US Geological Survey Spies 'Promising' Hydrate Reserve in GOM


A research team led by the U.S. Geological Survey in search of producible hydrate to add to the nation's energy portfolio has identified "the most promising" gas hydrate deposits yet in the Gulf of Mexico, according to a report by Reuters.

Researched for years as a potential new energy source, gas hydrate is a combination of nearly pure methane and water frozen by low temperatures and high pressures in permafrost or beneath the sea, the report noted.

Prolific throughout the world, gas hydrate has not been commercially viable since most finds have been too shallow to tap for production; but the new find in the Gulf of Mexico indicates that the abundant hydrates in conventional sand reservoirs could be producible, according to Timothy Collett of the U.S. Geological Survey.

"It's very encouraging. We consider this expedition a major shift in our understanding," Reuters cites Collett, a leader of the research effort, saying.

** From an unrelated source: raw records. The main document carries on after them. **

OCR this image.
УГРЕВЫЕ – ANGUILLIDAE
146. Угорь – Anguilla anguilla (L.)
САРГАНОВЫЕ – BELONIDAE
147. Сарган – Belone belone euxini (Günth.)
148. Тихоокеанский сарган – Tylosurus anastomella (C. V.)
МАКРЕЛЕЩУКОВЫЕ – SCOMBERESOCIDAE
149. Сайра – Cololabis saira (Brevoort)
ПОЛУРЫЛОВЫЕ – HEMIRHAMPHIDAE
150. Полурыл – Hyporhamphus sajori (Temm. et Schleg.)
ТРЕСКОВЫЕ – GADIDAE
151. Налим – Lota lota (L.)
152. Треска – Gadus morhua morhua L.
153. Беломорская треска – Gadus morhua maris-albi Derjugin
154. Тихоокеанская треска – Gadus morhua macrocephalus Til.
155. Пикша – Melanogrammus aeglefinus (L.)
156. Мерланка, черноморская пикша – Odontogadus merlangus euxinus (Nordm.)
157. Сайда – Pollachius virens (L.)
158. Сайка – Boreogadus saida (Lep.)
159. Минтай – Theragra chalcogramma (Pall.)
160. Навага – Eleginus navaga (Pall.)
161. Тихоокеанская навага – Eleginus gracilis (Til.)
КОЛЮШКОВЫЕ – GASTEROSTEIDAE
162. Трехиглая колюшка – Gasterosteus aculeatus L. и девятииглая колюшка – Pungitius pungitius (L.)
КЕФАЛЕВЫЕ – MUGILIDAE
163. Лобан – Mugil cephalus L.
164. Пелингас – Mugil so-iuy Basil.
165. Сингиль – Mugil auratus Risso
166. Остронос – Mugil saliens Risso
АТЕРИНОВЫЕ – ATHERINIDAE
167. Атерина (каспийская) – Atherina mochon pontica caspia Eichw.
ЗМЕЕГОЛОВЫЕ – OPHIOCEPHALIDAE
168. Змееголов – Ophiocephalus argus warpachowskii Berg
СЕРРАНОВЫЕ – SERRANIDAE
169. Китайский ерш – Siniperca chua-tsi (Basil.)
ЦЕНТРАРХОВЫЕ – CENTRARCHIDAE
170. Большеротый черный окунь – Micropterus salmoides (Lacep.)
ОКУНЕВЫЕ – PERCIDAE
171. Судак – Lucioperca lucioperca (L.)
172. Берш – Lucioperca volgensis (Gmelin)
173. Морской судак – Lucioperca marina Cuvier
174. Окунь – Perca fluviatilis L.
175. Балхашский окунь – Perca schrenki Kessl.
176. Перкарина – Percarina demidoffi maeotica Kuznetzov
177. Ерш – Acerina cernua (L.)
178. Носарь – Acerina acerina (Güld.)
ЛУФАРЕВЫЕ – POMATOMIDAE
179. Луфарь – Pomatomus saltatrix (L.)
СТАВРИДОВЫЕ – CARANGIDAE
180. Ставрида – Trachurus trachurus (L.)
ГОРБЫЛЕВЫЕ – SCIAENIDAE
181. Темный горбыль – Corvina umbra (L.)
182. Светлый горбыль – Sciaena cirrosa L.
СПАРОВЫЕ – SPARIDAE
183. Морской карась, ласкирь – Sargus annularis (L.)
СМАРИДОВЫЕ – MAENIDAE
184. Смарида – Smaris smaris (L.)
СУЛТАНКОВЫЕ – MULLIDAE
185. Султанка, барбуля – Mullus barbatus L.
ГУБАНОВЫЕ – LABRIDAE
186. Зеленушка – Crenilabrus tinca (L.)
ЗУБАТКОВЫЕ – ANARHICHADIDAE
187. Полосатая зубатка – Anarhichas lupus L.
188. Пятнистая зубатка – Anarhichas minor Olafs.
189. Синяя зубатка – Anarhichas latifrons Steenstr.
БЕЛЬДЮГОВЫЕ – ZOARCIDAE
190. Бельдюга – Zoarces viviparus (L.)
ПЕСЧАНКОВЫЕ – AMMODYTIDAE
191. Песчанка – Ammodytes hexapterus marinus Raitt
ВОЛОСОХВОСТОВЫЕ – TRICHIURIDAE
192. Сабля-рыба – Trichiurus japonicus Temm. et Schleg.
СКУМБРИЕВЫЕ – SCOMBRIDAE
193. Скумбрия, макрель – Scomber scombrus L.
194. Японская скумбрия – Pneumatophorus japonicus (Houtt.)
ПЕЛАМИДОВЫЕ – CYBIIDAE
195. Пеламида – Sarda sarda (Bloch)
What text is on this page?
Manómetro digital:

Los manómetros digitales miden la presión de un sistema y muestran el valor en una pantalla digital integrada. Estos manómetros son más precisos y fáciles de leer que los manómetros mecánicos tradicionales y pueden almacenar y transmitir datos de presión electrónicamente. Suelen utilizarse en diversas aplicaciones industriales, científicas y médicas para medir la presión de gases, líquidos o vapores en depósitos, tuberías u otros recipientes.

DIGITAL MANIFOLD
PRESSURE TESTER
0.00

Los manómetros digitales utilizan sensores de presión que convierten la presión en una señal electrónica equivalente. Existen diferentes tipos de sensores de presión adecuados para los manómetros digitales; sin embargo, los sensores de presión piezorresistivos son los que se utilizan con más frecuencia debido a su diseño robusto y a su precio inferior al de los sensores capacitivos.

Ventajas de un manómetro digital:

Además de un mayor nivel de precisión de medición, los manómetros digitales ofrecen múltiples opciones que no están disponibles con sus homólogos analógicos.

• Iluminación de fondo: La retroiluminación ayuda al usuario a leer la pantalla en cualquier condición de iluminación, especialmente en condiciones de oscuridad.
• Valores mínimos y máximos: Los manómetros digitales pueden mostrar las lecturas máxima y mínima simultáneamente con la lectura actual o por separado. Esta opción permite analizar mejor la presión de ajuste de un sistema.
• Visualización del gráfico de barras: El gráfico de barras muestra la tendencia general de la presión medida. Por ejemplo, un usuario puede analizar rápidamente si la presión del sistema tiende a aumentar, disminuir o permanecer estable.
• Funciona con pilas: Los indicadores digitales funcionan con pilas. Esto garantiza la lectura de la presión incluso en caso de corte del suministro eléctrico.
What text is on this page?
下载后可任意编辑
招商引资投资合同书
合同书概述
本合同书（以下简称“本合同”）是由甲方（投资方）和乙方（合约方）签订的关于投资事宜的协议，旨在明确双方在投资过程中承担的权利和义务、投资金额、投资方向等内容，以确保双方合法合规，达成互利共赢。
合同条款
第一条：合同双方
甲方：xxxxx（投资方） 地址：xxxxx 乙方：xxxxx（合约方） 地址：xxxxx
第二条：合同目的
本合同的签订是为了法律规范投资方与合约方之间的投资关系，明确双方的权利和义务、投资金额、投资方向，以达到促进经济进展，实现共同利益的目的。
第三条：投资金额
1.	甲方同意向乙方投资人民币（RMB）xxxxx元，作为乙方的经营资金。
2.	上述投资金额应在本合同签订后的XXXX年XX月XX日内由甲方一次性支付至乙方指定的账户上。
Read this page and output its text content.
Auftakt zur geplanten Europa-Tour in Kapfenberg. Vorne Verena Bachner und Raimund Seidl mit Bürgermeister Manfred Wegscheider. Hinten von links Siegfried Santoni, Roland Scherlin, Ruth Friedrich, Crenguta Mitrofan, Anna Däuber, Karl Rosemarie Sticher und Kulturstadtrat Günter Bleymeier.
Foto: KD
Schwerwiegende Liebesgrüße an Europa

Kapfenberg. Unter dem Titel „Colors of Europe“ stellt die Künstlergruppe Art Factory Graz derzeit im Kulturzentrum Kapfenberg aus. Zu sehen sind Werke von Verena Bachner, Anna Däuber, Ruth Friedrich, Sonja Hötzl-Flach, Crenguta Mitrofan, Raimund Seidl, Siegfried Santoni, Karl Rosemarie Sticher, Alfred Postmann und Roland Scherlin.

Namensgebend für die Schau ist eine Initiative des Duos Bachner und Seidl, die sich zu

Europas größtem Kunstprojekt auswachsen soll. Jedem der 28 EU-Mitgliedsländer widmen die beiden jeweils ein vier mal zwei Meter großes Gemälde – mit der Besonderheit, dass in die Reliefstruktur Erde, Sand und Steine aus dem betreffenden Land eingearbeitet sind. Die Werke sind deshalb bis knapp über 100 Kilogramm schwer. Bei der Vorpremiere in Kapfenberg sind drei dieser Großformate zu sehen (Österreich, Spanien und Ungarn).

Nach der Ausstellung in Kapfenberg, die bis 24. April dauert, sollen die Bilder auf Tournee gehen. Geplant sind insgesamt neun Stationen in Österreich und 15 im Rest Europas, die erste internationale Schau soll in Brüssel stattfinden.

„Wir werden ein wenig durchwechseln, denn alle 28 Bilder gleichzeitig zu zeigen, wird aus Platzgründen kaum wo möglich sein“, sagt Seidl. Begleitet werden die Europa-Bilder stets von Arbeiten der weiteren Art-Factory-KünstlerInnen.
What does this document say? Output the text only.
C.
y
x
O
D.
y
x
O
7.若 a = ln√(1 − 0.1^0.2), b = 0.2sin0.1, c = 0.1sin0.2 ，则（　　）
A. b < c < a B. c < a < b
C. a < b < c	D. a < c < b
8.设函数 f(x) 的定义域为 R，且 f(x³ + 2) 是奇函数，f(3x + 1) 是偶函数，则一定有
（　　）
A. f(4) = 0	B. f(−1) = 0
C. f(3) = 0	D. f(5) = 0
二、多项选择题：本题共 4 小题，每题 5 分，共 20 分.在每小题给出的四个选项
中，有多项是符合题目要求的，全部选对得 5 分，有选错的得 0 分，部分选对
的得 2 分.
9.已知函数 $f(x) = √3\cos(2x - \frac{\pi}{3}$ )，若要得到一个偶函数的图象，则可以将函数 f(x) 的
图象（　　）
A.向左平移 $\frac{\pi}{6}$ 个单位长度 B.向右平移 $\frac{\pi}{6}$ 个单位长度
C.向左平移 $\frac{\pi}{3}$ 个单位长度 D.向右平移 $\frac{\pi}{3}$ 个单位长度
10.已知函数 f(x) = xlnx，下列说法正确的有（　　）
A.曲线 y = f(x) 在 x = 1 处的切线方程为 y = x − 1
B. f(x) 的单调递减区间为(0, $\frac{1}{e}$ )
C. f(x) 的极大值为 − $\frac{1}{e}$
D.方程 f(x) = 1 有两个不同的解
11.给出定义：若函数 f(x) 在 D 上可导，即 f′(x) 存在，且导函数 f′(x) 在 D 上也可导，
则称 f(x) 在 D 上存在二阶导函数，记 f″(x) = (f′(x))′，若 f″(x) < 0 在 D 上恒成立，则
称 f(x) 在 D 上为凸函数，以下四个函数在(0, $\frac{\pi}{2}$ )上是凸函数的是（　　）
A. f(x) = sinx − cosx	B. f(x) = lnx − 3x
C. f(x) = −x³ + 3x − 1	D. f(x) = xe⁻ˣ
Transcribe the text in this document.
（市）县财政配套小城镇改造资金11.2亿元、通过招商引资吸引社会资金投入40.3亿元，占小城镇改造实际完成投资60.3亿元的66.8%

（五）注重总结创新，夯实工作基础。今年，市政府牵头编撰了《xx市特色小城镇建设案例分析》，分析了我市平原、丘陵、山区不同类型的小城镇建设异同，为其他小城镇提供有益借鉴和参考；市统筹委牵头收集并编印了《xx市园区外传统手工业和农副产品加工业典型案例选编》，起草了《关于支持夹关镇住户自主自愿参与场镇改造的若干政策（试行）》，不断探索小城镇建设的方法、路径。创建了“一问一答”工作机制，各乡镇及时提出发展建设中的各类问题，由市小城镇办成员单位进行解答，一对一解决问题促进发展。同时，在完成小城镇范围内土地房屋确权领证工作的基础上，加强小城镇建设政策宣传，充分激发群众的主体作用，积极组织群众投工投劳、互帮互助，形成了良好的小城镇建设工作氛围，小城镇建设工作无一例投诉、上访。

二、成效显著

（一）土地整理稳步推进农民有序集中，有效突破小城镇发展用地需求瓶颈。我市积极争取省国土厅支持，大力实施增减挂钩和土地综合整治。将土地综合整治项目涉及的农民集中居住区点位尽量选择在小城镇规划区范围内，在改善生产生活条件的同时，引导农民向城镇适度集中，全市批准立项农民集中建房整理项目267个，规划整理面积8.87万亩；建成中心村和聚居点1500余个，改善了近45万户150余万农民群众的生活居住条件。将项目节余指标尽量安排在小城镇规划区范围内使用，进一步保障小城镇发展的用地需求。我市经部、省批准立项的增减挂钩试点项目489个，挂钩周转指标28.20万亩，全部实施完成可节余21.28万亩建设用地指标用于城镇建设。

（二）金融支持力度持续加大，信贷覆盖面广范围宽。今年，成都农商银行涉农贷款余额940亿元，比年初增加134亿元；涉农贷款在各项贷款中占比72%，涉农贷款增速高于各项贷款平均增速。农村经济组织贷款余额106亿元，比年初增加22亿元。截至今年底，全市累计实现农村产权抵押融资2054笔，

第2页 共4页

The program, which also included the MMS' expertise, as well as an industry group led by Chevron, utilized seismic data to target the highly concentrated gas hydrate. In waters 4,800 to 6,600 feet deep, the team drilled seven wells in three areas of the Gulf of Mexico – Walker Ridge, Green Canyon and Alaminos Canyon.

"What's unique about the Gulf of Mexico accumulations identified is this. It's the first time we've seen highly concentrated hydrates in conventional sand reservoirs that could be commercially producible," Collett emphasized.